Si vous êtes digne de son affection, un chat deviendra votre ami mais jamais votre esclave
Théophile Gautier

Son lieu de culte principal se trouvait à Bubastis, l'actuelle Tell Basta dans le Delta, en égyptien Per-bastet, "la maison de Bastet".
C'est là qu'avaient lieu des fêtes dont Hérodote ne retint que l'aspect trivial. Ces cérémonies organisées au moment de l'Inondation étaient accompagnées de réjouissances populaires où les participants dansaient, chantaient, jouaient de la musique et consommaient énormément de vin.

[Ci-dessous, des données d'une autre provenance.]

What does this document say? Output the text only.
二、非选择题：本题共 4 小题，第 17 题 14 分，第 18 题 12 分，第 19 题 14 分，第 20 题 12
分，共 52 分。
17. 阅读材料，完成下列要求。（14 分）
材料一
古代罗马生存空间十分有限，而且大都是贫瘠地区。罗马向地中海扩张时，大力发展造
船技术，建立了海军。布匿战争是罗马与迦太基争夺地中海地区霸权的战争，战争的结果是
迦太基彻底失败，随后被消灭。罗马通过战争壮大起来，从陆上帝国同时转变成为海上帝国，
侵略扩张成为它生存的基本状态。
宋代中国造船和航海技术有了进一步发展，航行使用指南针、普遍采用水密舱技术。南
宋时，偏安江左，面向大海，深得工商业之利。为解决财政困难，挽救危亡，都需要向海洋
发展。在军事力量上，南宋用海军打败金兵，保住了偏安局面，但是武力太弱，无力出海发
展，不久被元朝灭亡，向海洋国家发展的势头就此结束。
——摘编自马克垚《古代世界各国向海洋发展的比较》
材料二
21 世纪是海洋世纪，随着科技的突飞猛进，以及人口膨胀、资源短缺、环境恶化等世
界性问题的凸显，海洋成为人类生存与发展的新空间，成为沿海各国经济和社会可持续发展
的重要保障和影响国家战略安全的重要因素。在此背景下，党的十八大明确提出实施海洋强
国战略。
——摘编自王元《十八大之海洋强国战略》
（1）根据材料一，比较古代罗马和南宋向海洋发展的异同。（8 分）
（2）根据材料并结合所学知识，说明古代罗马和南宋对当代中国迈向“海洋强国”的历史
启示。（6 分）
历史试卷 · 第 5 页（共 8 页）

Les cimetières de chats découverts à Bubastis et à Saqqarah, les centaines de statuettes, de momies ou d'amulettes de chattes retrouvées dans les sanctuaires prouvent qu'elle jouissait d'une faveur toute particulière auprès des Égyptiens et que, de déesse locale, elle acquit une importance nationale.
Dans sa forme primitive, Bastet était représentée en femme à tête de lionne portant la croix ankh d'une main et le sceptre de l'autre. ( d'ou le fait que ceins disent qu'elle est Sekhmt lorsqu'elle est en colère ou encore qu'elle est sa soeur )
Au Nouvel Empire elle conserve son aspect de félin mais son caractère s'adoucit. Elle prend alors la forme d'une chatte majestueusement dressée sur son séant et parée de bijoux ou celle d'une mère allaitant ses petits.
À partir de la Troisième Période Intermédiaire elle est souvent représentée comme une femme à tête de chatte portant le sistre ou l'égide ainsi qu'un petit panier.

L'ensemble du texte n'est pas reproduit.